Overview

Real World Evidence of the Efficacy and Safety of FOQUEST

Status:
Completed

Trial end date:
2021-07-09

Target enrollment:
0

Participant gender:
All

Summary

This study is a four-month, phase IV, open-label study of ADHD symptomatology and functional outcomes in pediatric (6 to 17 years old) and adult (≥18 years or older) patients with ADHD treated with FOQUEST or VYVANSE.

Phase:

Phase 4

Accepts Healthy Volunteers?

Details

Lead Sponsor:

Purdue Pharma, Canada

Treatments:

Lisdexamfetamine Dimesylate
Methylphenidate

Criteria

Inclusion Criteria:

1. Pediatric: Male or non-pregnant, non-nursing female patients the age of 6 to less than
18. Adults: Male or non-pregnant, non-nursing female patients the age of 18 or older.

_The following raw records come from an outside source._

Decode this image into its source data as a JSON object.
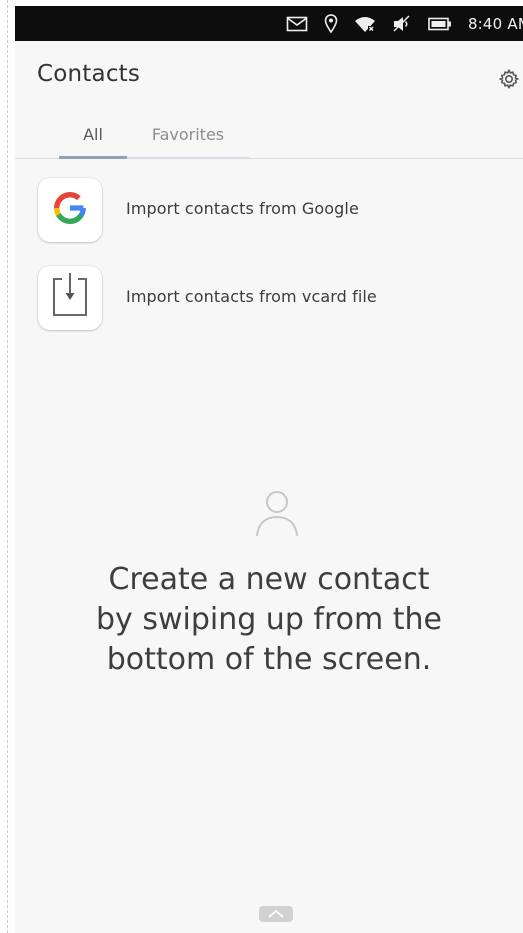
{
  "status_bar": {
    "time": "8:40 AM",
    "icons": [
      "mail-icon",
      "location-icon",
      "wifi-icon",
      "volume-muted-icon",
      "battery-icon"
    ]
  },
  "header": {
    "title": "Contacts",
    "settings_icon": "gear-icon",
    "tabs": [
      {
        "label": "All",
        "active": true
      },
      {
        "label": "Favorites",
        "active": false
      }
    ]
  },
  "list": {
    "items": [
      {
        "label": "Import contacts from Google",
        "icon": "google-logo-icon"
      },
      {
        "label": "Import contacts from vcard file",
        "icon": "download-file-icon"
      }
    ]
  },
  "empty_state": {
    "icon": "person-icon",
    "message": "Create a new contact\nby swiping up from the\nbottom of the screen."
  },
  "bottom_handle": {
    "icon": "chevron-up-icon"
  },
  "colors": {
    "status_bar_bg": "#0d0d0d",
    "background": "#f7f7f7",
    "active_tab_indicator": "#8ea3b8",
    "text_primary": "#333333"
  }
}
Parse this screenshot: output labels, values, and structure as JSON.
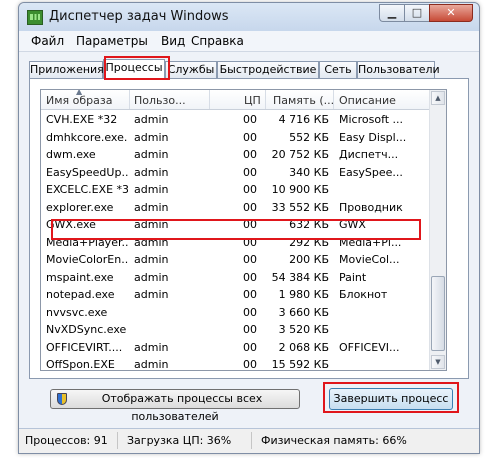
{
  "window": {
    "title": "Диспетчер задач Windows"
  },
  "menu": {
    "file": "Файл",
    "options": "Параметры",
    "view": "Вид",
    "help": "Справка"
  },
  "tabs": [
    "Приложения",
    "Процессы",
    "Службы",
    "Быстродействие",
    "Сеть",
    "Пользователи"
  ],
  "active_tab": "Процессы",
  "columns": [
    "Имя образа",
    "Пользо...",
    "ЦП",
    "Память (...",
    "Описание"
  ],
  "processes": [
    [
      "CVH.EXE *32",
      "admin",
      "00",
      "4 716 КБ",
      "Microsoft ..."
    ],
    [
      "dmhkcore.exe...",
      "admin",
      "00",
      "552 КБ",
      "Easy Displ..."
    ],
    [
      "dwm.exe",
      "admin",
      "00",
      "20 752 КБ",
      "Диспетч..."
    ],
    [
      "EasySpeedUp...",
      "admin",
      "00",
      "340 КБ",
      "EasySpee..."
    ],
    [
      "EXCELC.EXE *32",
      "admin",
      "00",
      "10 900 КБ",
      ""
    ],
    [
      "explorer.exe",
      "admin",
      "00",
      "33 552 КБ",
      "Проводник"
    ],
    [
      "GWX.exe",
      "admin",
      "00",
      "632 КБ",
      "GWX"
    ],
    [
      "Media+Player...",
      "admin",
      "00",
      "292 КБ",
      "Media+Pl..."
    ],
    [
      "MovieColorEn...",
      "admin",
      "00",
      "200 КБ",
      "MovieCol..."
    ],
    [
      "mspaint.exe",
      "admin",
      "00",
      "54 384 КБ",
      "Paint"
    ],
    [
      "notepad.exe",
      "admin",
      "00",
      "1 980 КБ",
      "Блокнот"
    ],
    [
      "nvvsvc.exe",
      "",
      "00",
      "3 660 КБ",
      ""
    ],
    [
      "NvXDSync.exe",
      "",
      "00",
      "3 520 КБ",
      ""
    ],
    [
      "OFFICEVIRT....",
      "admin",
      "00",
      "2 068 КБ",
      "OFFICEVI..."
    ],
    [
      "OffSpon.EXE",
      "admin",
      "00",
      "15 592 КБ",
      ""
    ]
  ],
  "selected_process": "GWX.exe",
  "buttons": {
    "show_all": "Отображать процессы всех пользователей",
    "end_process": "Завершить процесс"
  },
  "status": {
    "processes": "Процессов: 91",
    "cpu": "Загрузка ЦП: 36%",
    "memory": "Физическая память: 66%"
  },
  "colors": {
    "highlight": "#e0161b",
    "window_bg": "#eef2f8"
  },
  "icons": {
    "app": "task-manager-icon",
    "shield": "uac-shield-icon",
    "close": "close-icon"
  }
}
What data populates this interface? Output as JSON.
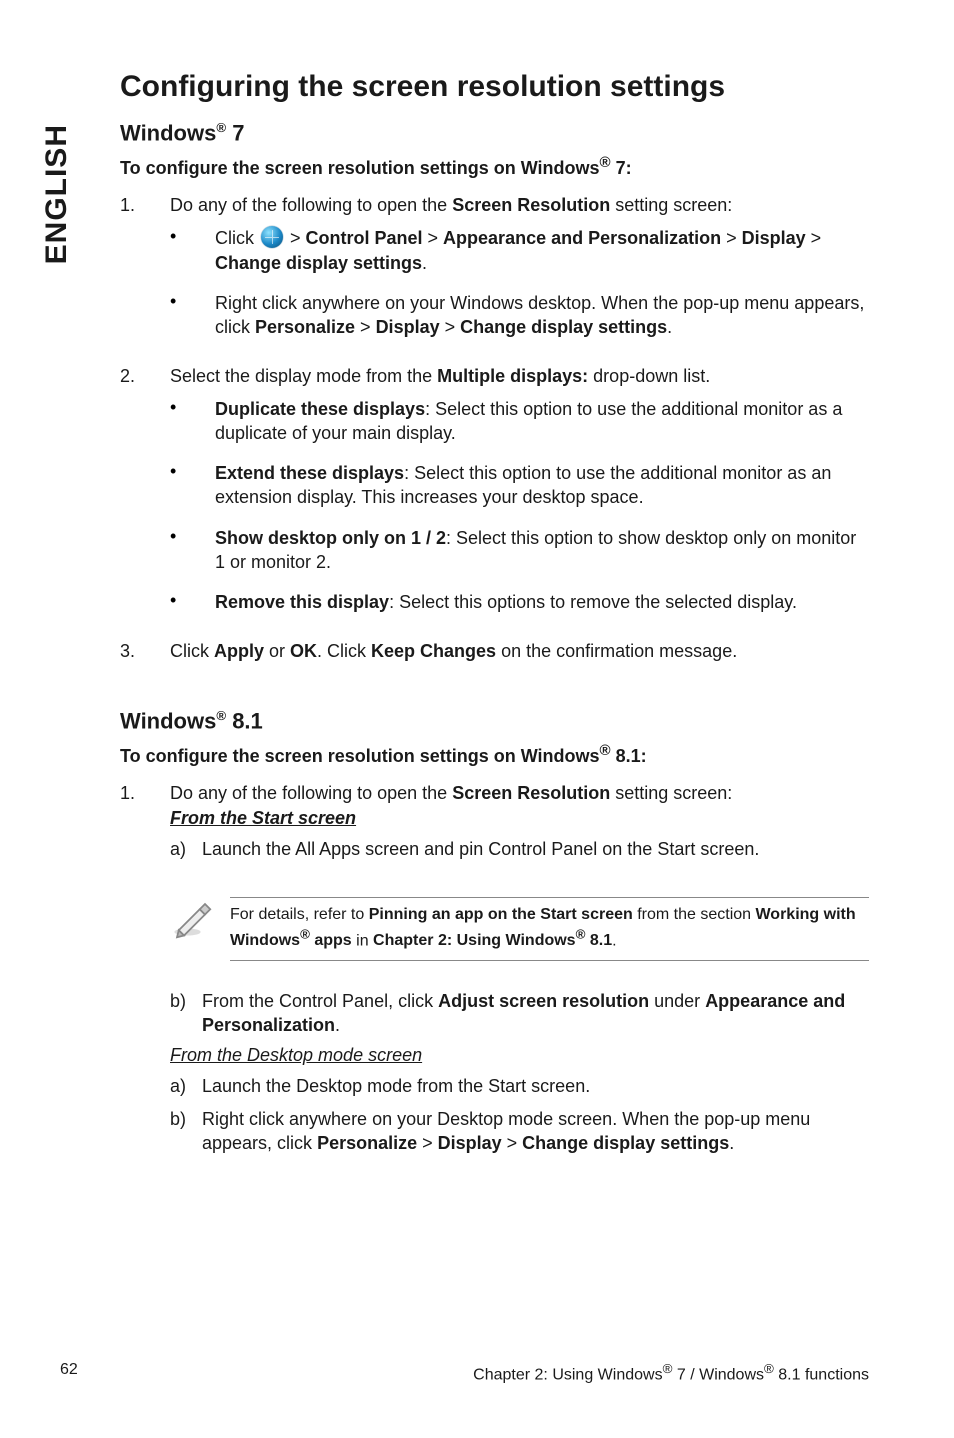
{
  "sidebar": {
    "language": "ENGLISH"
  },
  "title": "Configuring the screen resolution settings",
  "win7": {
    "heading_prefix": "Windows",
    "heading_suffix": " 7",
    "subtitle_prefix": "To configure the screen resolution settings on Windows",
    "subtitle_suffix": " 7:",
    "step1": {
      "num": "1.",
      "text_a": "Do any of the following to open the ",
      "text_b": "Screen Resolution",
      "text_c": " setting screen:",
      "b1_a": "Click ",
      "b1_b": " > ",
      "b1_c": "Control Panel",
      "b1_d": " > ",
      "b1_e": "Appearance and Personalization",
      "b1_f": " > ",
      "b1_g": "Display",
      "b1_h": " > ",
      "b1_i": "Change display settings",
      "b1_j": ".",
      "b2_a": "Right click anywhere on your Windows desktop. When the pop-up menu appears, click ",
      "b2_b": "Personalize",
      "b2_c": " > ",
      "b2_d": "Display",
      "b2_e": " > ",
      "b2_f": "Change display settings",
      "b2_g": "."
    },
    "step2": {
      "num": "2.",
      "text_a": "Select the display mode from the ",
      "text_b": "Multiple displays:",
      "text_c": " drop-down list.",
      "dup_a": "Duplicate these displays",
      "dup_b": ": Select this option to use the additional monitor as a duplicate of your main display.",
      "ext_a": "Extend these displays",
      "ext_b": ": Select this option to use the additional monitor as an extension display. This increases your desktop space.",
      "show_a": "Show desktop only on 1 / 2",
      "show_b": ": Select this option to show desktop only on monitor 1 or monitor 2.",
      "rem_a": "Remove this display",
      "rem_b": ": Select this options to remove the selected display."
    },
    "step3": {
      "num": "3.",
      "a": "Click ",
      "b": "Apply",
      "c": " or ",
      "d": "OK",
      "e": ". Click ",
      "f": "Keep Changes",
      "g": " on the confirmation message."
    }
  },
  "win81": {
    "heading_prefix": "Windows",
    "heading_suffix": " 8.1",
    "subtitle_prefix": "To configure the screen resolution settings on Windows",
    "subtitle_suffix": " 8.1:",
    "step1": {
      "num": "1.",
      "text_a": "Do any of the following to open the ",
      "text_b": "Screen Resolution",
      "text_c": " setting screen:",
      "from_start": "From the Start screen",
      "a_letter": "a)",
      "a_text": "Launch the All Apps screen and pin Control Panel on the Start screen."
    },
    "note": {
      "a": "For details, refer to ",
      "b": "Pinning an app on the Start screen",
      "c": " from the section ",
      "d": "Working with Windows",
      "e": " apps",
      "f": " in ",
      "g": "Chapter 2: Using Windows",
      "h": " 8.1",
      "i": "."
    },
    "b_letter": "b)",
    "b_text_a": "From the Control Panel, click ",
    "b_text_b": "Adjust screen resolution",
    "b_text_c": " under ",
    "b_text_d": "Appearance and Personalization",
    "b_text_e": ".",
    "from_desktop": "From the Desktop mode screen",
    "da_letter": "a)",
    "da_text": "Launch the Desktop mode from the Start screen.",
    "db_letter": "b)",
    "db_text_a": "Right click anywhere on your Desktop mode screen. When the pop-up menu appears, click ",
    "db_text_b": "Personalize",
    "db_text_c": " > ",
    "db_text_d": "Display",
    "db_text_e": " > ",
    "db_text_f": "Change display settings",
    "db_text_g": "."
  },
  "footer": {
    "page": "62",
    "chapter_a": "Chapter 2: Using Windows",
    "chapter_b": " 7 / Windows",
    "chapter_c": " 8.1 functions"
  },
  "reg": "®"
}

2. Diagnosed with ADHD (inattentive, hyperactive or combined-type) who are deemed
eligible to receive treatment with FOQUEST or VYVANSE, as per the respective Product
Monograph.

3. Mentally and physically competent to provide informed consent, or assent and able and
willing to comply with the study protocol, including the study duration.

Exclusion Criteria:

Potential patients who meet any of the contraindications or warnings detailed in the
respective Canadian Product Monographs are excluded from participation in the study:

1. Having a true allergy to methylphenidate or amphetamines or sympathomimetic amines,
history of serious adverse reactions to methylphenidate or amphetamines or be known to
be non-responsive to methylphenidate or amphetamine treatment. Non-response is defined
as methylphenidate or amphetamine use at various doses for a phase of at least four
weeks at each dose with little or no clinical benefit in the past 10 years.

2. Females of child-bearing potential (FOCP) who are pregnant, planning on becoming
pregnant or breast feeding.

3. Having a history of hyperthyroidism, thyrotoxicosis, advanced arteriosclerosis, severe
renal insufficiency or glaucoma.

4. Having structural cardiac abnormalities, symptomatic cardiovascular disease or
moderate to severe hypertension.

5. Currently, or within the past 14 days, receiving MAO inhibitors.

6. Having a primary diagnosis of bipolar disorder, as assessed at Visit 1.

7. Currently receiving any investigational drug, or have received an investigational drug
in the previous month.

8. Having a history of drug or alcohol abuse or dependence.

9. Currently considered a suicide risk by the Investigator.